No entender do Relator, Plínio Novaes de Andrade Junior, e por votação unânime, não mereceu prosperar a teoria ventilada pelo juízo a quo, que restou afastada, devendo, neste caso, prevalecer a regra geral de citação pessoal, do artigo 242 do Código de Processo Civil.
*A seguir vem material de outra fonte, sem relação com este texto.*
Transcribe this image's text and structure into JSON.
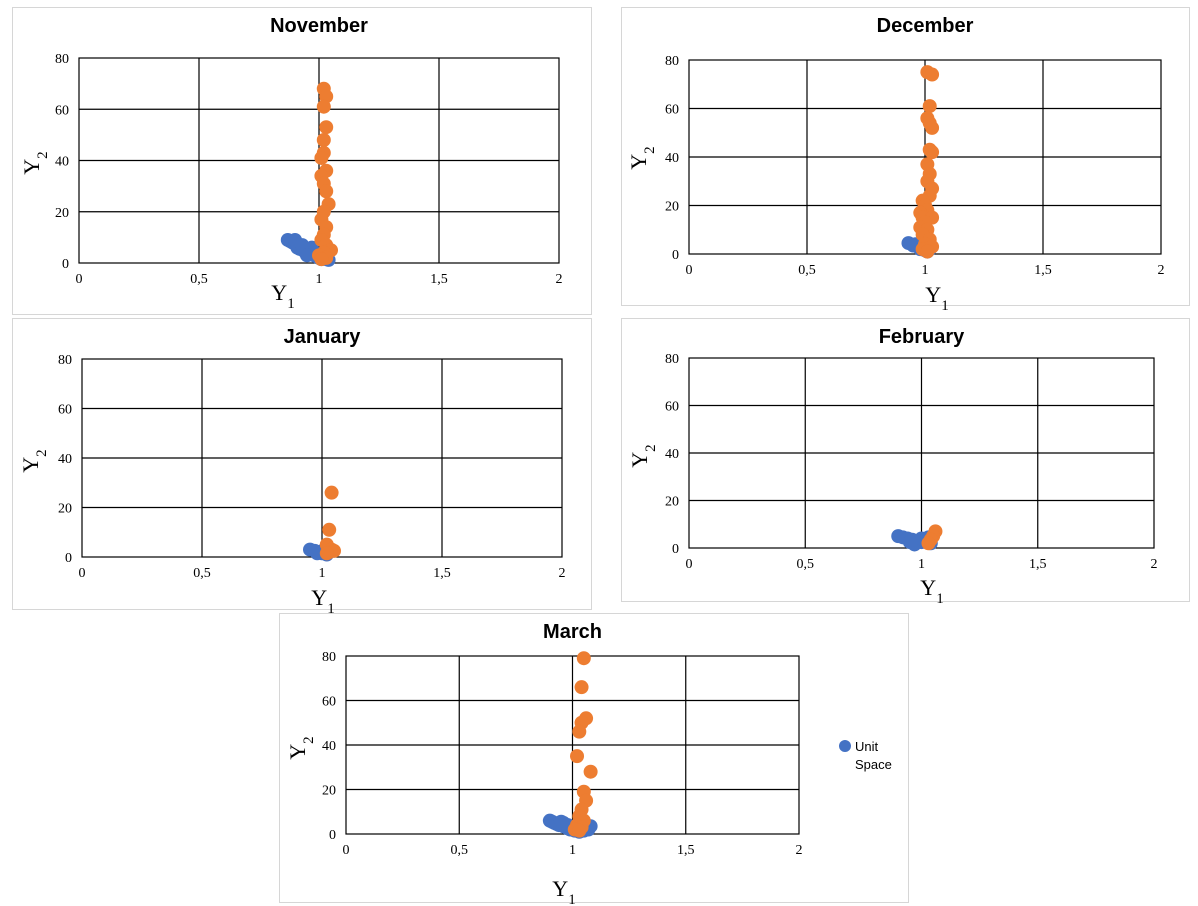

Ainda porque, além de se tratar de uma empresa individual, o endereço no aludido caso, não era de um edifício comercial ou condomínio com portaria, o que afastaria a regra do artigo 248, parágrafo 4º do CPC.

PARA ONDE ESTÁ SE ENVEREDANDO O ENTENDIMENTO SOBRE O ASSUNTO

Outros recentes e similares entendimentos já permearam julgados no TJSP[1] ampliando a jurisprudência na mesma toada.

Embora nas questões mais complexas os princípios sejam instados a socorrer e disciplinar, em alguns casos, como na situação telada, é preciso considerar a ratio decidendi (tese jurídica) constante no precedente, seja porque, a despeito de existir uma aproximação entre as situações em que a teoria da aparência seria aplicável, algumas peculiaridades afastam sua utilização.

Assim, assertivamente confirmado pelo Tribunal de São Paulo, não se aplica a teoria da aparência a empresas individuais, o que pode ser alegado em outros casos, a depender da situação concreta e cujo julgamento dependerá, ao final, do entendimento do Magistrado a quo ou colegiado do Tribunal respectivo.
AUTORA
Gisele Schereder. Advogada (OAB/PR nº. 100.186). Pós-graduada em Direito Constitucional pela ABDConst. Pós-graduanda em Direito Processual Civil pela Escola Superior da Advocia (ESA)

REFERÊNCIAS

[1] Apelação Cível 1012896-12.2020.8.26.0405; Relator: Desembargador Araldo Telles; Órgão Julgador: 2ª Câmara Reservada de Direito Empresarial; Foro de Osasco – 7ª Vara Cível; Data do Julgamento: 27/04/2021. Agravo de Instrumento 2025740-91.2021.8.26.0000; Relator: Desembargador Walter Barone; Órgão Julgador: 24ª Câmara de Direito Privado; Foro de Olímpia – 3ª Vara Cível; Data do Julgamento: 20/04/2021.